Her hikayede olduğu gibi benim hikayemde de hayat bir varmış bir yokmuş diye başladı anlatmaya. Sonra devam etti. Dereler tellal iken pireler berber iken... Ben annemin beşiğini tıngır mıngır sallar iken bir elma düştü gökten. Yarısı sana yarısı hikayeni dinleyenlere dedi hayat ve girdi hikayenin içine. Bana düşen yarı kurtlu çıktı. Kurdu gören ağı yaktı. Annem beşiğinden kalktı. Anası ona masal anlattı. Unutanlar ağı yakanlardı. Halbuki kurt da bir candı. Onu savunmak bana kaldı. Dışlananları korumam işte böyle başladı...
Ben kim miyim?
Ben cemre. Yalnızca cemre...
Namı diğer yeryüzüne düşen ilk ateş kıvılcımı.
Ben burayı ateşe vermeye geldim..."eski bir ev var önümde. kocaman taş duvarlı, sanırım iki katlı bir ev. Elimde bir bebek var. Örgülü ve sarı saçlı bir bez bebek. Sımsıkı tutuyorum o bebeği. Sanki kaybetmekten korkar gibi... Yıldızlı bir gece. Yıldızlar ışıl ışıl. Bahçede arkası dönük bir adam var odun kırıyor. Tuhaf ama O adama bakmak kendimi güvende hissetmeme neden oluyor. Sonra bir kadının kokusu doluyor burnuma. Nilüfer kokusu... Yumuşacık bir el sacımı okşuyor nazikçe.
- hadi. Diyor.
-hadi babanı çağır bir tanem.
İleriye bakıyorum. Benim babam o adam mı? Kalbim çok hızlı atıyor. Yüzünü görmek istiyorum. Bir kaç adım atıyorum ona doğru ama ben ilerledikçe o uzaklaşıyor. Arkamı dönüyorum. Artık kadın da yok.
-neredesiniz?! gitmeyin. Diyorum acı dolu bir sesle feryat ederek.
-beni bırakmayın!
-Gitmeyiiinn! "Yataktan sıçrayarak kalktığımda, kalbim deli gibi atıyordu. Nefes alışlarım düzene girene kadar derin soluklar almaya çalıştım. Yine aynı rüyayı görmüştüm. Kendimi bildim bileli aynı rüyayı görüyordum. İlk zamanlar korksam da artık sıradanlaşmıştı benim için. Sonuçta sadece bir rüyaydı öyle değil mi?

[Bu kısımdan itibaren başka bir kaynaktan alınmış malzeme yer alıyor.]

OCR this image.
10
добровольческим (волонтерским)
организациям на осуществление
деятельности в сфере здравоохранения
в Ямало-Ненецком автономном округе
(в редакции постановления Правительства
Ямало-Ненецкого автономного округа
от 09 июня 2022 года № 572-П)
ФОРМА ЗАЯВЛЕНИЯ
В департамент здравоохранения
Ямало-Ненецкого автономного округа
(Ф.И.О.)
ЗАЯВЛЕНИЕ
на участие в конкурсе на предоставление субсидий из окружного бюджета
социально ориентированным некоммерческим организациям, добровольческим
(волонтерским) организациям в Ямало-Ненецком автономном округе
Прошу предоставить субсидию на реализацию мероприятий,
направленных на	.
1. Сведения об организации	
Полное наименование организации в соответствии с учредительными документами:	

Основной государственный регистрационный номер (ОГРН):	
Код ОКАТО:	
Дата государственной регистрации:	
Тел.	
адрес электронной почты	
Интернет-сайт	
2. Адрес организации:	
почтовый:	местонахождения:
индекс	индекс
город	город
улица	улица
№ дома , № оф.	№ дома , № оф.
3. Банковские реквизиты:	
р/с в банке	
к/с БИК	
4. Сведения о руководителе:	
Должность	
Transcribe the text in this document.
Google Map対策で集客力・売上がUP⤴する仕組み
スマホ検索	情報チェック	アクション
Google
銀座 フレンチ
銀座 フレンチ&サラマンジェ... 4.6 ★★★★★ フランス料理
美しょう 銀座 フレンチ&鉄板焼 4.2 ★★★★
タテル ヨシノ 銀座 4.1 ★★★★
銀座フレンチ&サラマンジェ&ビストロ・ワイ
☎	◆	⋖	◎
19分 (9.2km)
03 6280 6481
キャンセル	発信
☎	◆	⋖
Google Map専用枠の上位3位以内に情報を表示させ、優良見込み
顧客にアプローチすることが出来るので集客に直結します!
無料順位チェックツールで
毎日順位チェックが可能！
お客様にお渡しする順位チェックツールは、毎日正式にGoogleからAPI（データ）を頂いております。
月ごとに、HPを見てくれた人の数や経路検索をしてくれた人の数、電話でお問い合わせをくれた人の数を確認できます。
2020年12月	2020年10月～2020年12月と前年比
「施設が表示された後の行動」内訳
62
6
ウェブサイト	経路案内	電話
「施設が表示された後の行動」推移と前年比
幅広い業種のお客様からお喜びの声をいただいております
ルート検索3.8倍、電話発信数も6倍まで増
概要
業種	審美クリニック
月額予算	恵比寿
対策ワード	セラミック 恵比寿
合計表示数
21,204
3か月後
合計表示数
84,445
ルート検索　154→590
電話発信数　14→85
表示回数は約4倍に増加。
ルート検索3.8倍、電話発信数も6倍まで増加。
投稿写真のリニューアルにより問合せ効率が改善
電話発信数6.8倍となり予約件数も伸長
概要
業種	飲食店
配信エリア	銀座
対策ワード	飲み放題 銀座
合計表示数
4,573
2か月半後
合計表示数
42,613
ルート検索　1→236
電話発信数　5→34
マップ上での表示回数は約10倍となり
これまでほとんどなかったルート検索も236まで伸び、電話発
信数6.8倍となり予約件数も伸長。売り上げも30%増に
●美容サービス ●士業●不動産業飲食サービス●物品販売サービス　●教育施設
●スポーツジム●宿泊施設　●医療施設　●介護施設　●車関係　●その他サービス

Oda karanlıktı. Pencereden yansıyan ışık ranzaları aydınlatıyordu. Odada 8 kişi kalıyorduk. Ancak yine de tedirginliğim geçmiyordu. Gerçi bir yetimhanede kendini ne kadar güvende hissedebilirdin ki?
Anlattıklarına göre ben küçükken ailemle bir trafik kazası geçirmişim. Arabadan bizi çıkartmışlar ve hastaneye kaldırmışlar. Ama anne babamın durumu ağırmış. Kurtaramamışlar onları. Bense günlerce yoğun bakımda kalmışım. Başka bir akrabamda yokmuş. Yani kimse beni aramamış. Buraya getirilmişim o yüzden. 4 - 5 yaşlarındaymışım geldiğimde. Hiç konuşmuyormuşum. 12 yaşıma kadar da konuşmamışım. Bu yüzden kimse evlat edinmemiş beni. Bunun için hiç bir zaman üzülmedim ama. Çünkü her şeye rağmen burayı seviyordum. Bazen hafta sonları ziyaretçiler gelirdi. hediyeler getirir, saçlarımızı okşarlardı. Bu yüzden en sevdiğim günlerdi, cumartesi ve pazar günleri. Büyüdükçe ilgi azaldı tabii. Yada ben insanların Gerçek yüzlerini görmeye başladım. Liseyi bitirmek üzereydim. Tek bir dönemim kaldı. Ve buradaki zamanım da doldu. Hatta bu son gecem. Yarın sabah buradan çıkacak ve bir bilinmezliğe yol alacam. Çünkü bugün 18'ime bastım.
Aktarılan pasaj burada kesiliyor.